Product Recommendations — Filters

Product Recommendations — Filters

  • updated 3 yrs ago

When you configure product recommendations, whether it is on your webshop, in Triggered Emails or Newsletter Content, Filters allows you to select specific groups of products based on brand, colour, category, price range, and more depending on the data available about your products.

Filtering the product recommendations

The product recommendation configuration can be divided into two concepts:

  • Filters
  • Strategy

The strategy defines if the recommendations should be retargeted products, top products, most bought, and so on. Based on the chosen strategy, Hello Retail automatically finds products that are relevant depending on if the recommendations are on the front page, a product page, etc. You can easily stick with only choosing a strategy and leave out any filters, and you are guaranteed relevant recommendations leading to more and larger sales. 

But if you want to fine-tune the recommendations a bit more, you can apply filters. When you apply a filter, the chosen strategy will still define the overall selection of products to be recommended, but the filter will narrow the selection down.

The concept explained. Let's take an example:

Recommendations on a product page will usually be configured with the Related products strategy (often it's a bit more complex, but this is just an example). This strategy finds products that Hello Retail consider related based on customer interaction, for example, products that are often viewed shortly after or before the current product. So, if a customer is looking at a shirt, related products will to a high degree be other shirts, but it could also be a pair of pants that are often viewed together with the shirt. Since the products are based on customer data, the strategy will always find products that are related and will get the customers browsing more relevant products.

But you might want to narrow the recommendations down a bit more so that related products for a shirt are only shirts. Or maybe even only shirts from the same brand. For this, you can use Filters.

Filter example:

A filter is configured in three steps, as you can see in the screenshot below.

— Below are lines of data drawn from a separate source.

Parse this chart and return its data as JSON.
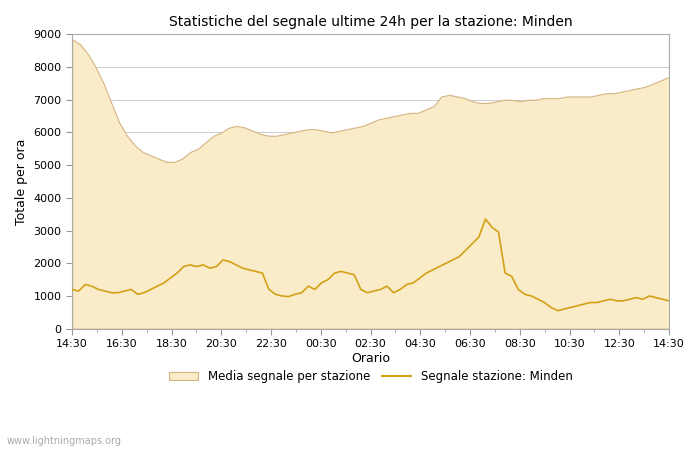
{
  "title": "Statistiche del segnale ultime 24h per la stazione: Minden",
  "xlabel": "Orario",
  "ylabel": "Totale per ora",
  "ylim": [
    0,
    9000
  ],
  "yticks": [
    0,
    1000,
    2000,
    3000,
    4000,
    5000,
    6000,
    7000,
    8000,
    9000
  ],
  "xtick_labels": [
    "14:30",
    "16:30",
    "18:30",
    "20:30",
    "22:30",
    "00:30",
    "02:30",
    "04:30",
    "06:30",
    "08:30",
    "10:30",
    "12:30",
    "14:30"
  ],
  "background_color": "#ffffff",
  "plot_bg_color": "#ffffff",
  "fill_color": "#faecc8",
  "fill_edge_color": "#d4b483",
  "line_color": "#d4a017",
  "grid_color": "#cccccc",
  "watermark": "www.lightningmaps.org",
  "legend_fill_label": "Media segnale per stazione",
  "legend_line_label": "Segnale stazione: Minden",
  "avg_signal": [
    8850,
    8700,
    8400,
    8000,
    7500,
    6900,
    6300,
    5900,
    5600,
    5400,
    5300,
    5200,
    5100,
    5100,
    5200,
    5400,
    5500,
    5700,
    5900,
    6000,
    6150,
    6200,
    6150,
    6050,
    5950,
    5900,
    5900,
    5950,
    6000,
    6050,
    6100,
    6100,
    6050,
    6000,
    6050,
    6100,
    6150,
    6200,
    6300,
    6400,
    6450,
    6500,
    6550,
    6600,
    6600,
    6700,
    6800,
    7100,
    7150,
    7100,
    7050,
    6950,
    6900,
    6900,
    6950,
    7000,
    7000,
    6950,
    7000,
    7000,
    7050,
    7050,
    7050,
    7100,
    7100,
    7100,
    7100,
    7150,
    7200,
    7200,
    7250,
    7300,
    7350,
    7400,
    7500,
    7600,
    7700
  ],
  "station_signal": [
    1200,
    1150,
    1350,
    1300,
    1200,
    1150,
    1100,
    1100,
    1150,
    1200,
    1050,
    1100,
    1200,
    1300,
    1400,
    1550,
    1700,
    1900,
    1950,
    1900,
    1950,
    1850,
    1900,
    2100,
    2050,
    1950,
    1850,
    1800,
    1750,
    1700,
    1200,
    1050,
    1000,
    980,
    1050,
    1100,
    1300,
    1200,
    1400,
    1500,
    1700,
    1750,
    1700,
    1650,
    1200,
    1100,
    1150,
    1200,
    1300,
    1100,
    1200,
    1350,
    1400,
    1550,
    1700,
    1800,
    1900,
    2000,
    2100,
    2200,
    2400,
    2600,
    2800,
    3350,
    3100,
    2950,
    1700,
    1600,
    1200,
    1050,
    1000,
    900,
    800,
    650,
    550,
    600,
    650,
    700,
    750,
    800,
    800,
    850,
    900,
    850,
    850,
    900,
    950,
    900,
    1000,
    950,
    900,
    850
  ]
}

In this example, we have applied a filter by brand. We have then chosen that the brand should match the brand. To be more specific, the brand of the recommended product should match the brand of the currently viewed product. So, if the customer is viewing Hugo Boss shirts, Hello Retail will find related products from Hugo Boss.

Let's add another filter:

Here the recommended products will both match brand and hierarchies (which is the definition Hello Retail uses for the category). So, with the same example of a Hugo Boss shirt, Hello Retail will recommend other Hugo Boss (matching the brand) shirts (matching the hierarchy).

You can apply as many filters as you want, but of course, adding more filters will restrict the available choices for the Hello Retail algorithm and at some point, it might be too restrictive. Have in mind, that the Hello Retail recommendations are finetuned to find relevant products based on data gathered from all customers and visitors, and we do that pretty well, if we may say so ourselves. What one thinks is relevant might not match the data, but we also appreciate the insight a shop owner has from pure experience — therefore, a healthy mix of data-driven automated product recommendations sprinkled with some guidance through filters might just be the magic harmony that brings it all to the next level.

Global and Source Filters

You can add Filters at two different levels for your Product Recommendations. Either you can add an overall Filter covering all products that will be shown in a row of product recommendations; Global Filter. Or you can add a filter only covering a specific step, or source, in the recommendation strategy; Source Filter.

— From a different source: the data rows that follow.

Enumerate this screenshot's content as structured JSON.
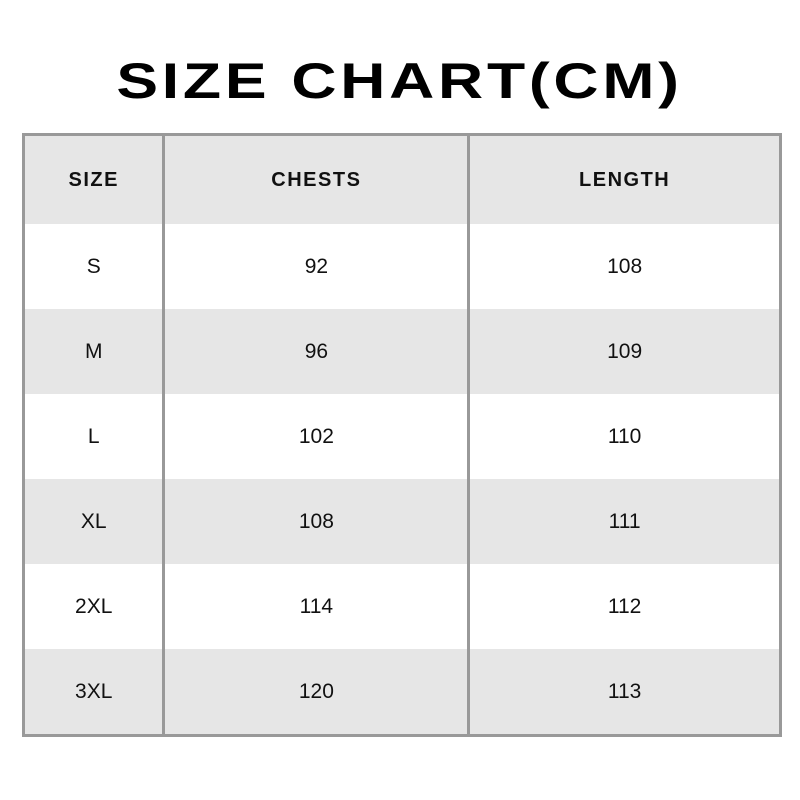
{
  "title": "SIZE CHART(CM)",
  "table": {
    "headers": [
      "SIZE",
      "CHESTS",
      "LENGTH"
    ],
    "rows": [
      [
        "S",
        "92",
        "108"
      ],
      [
        "M",
        "96",
        "109"
      ],
      [
        "L",
        "102",
        "110"
      ],
      [
        "XL",
        "108",
        "111"
      ],
      [
        "2XL",
        "114",
        "112"
      ],
      [
        "3XL",
        "120",
        "113"
      ]
    ]
  },
  "colors": {
    "header_bg": "#e6e6e6",
    "border": "#999999",
    "alt_row_bg": "#e6e6e6"
  }
}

With the two levels of filters, you can really customize which products will be shown to the customer. Maybe you would like all recommended products to be of the same brand, but only the first two, to be the same hierarchy — for example, if the customer is viewing a Hugo Boss shirt, the first two recommended products could be other Hugo Boss shirts, but the next could then be any Hugo Boss product. If so, you set a Global Filter to match on brand, the first source (in the strategy) to match hierarchy and set the max. products to 2. Then you add another source and apply a filter to not match the hierarchy.

In general, Filters, are not a requirement to get relevant product recommendations. Just setting the right strategy, depending on the location of the recommendations, will get you relevant product recommendations right away.  Remember, Hello Retail constantly keeps track of all customer interaction with your webshop, so that product recommendations automatically are relevant and based on the statistics of all the available data. Filters are a way for you to tailor the recommendations towards your specific wishes based on your insights and experience.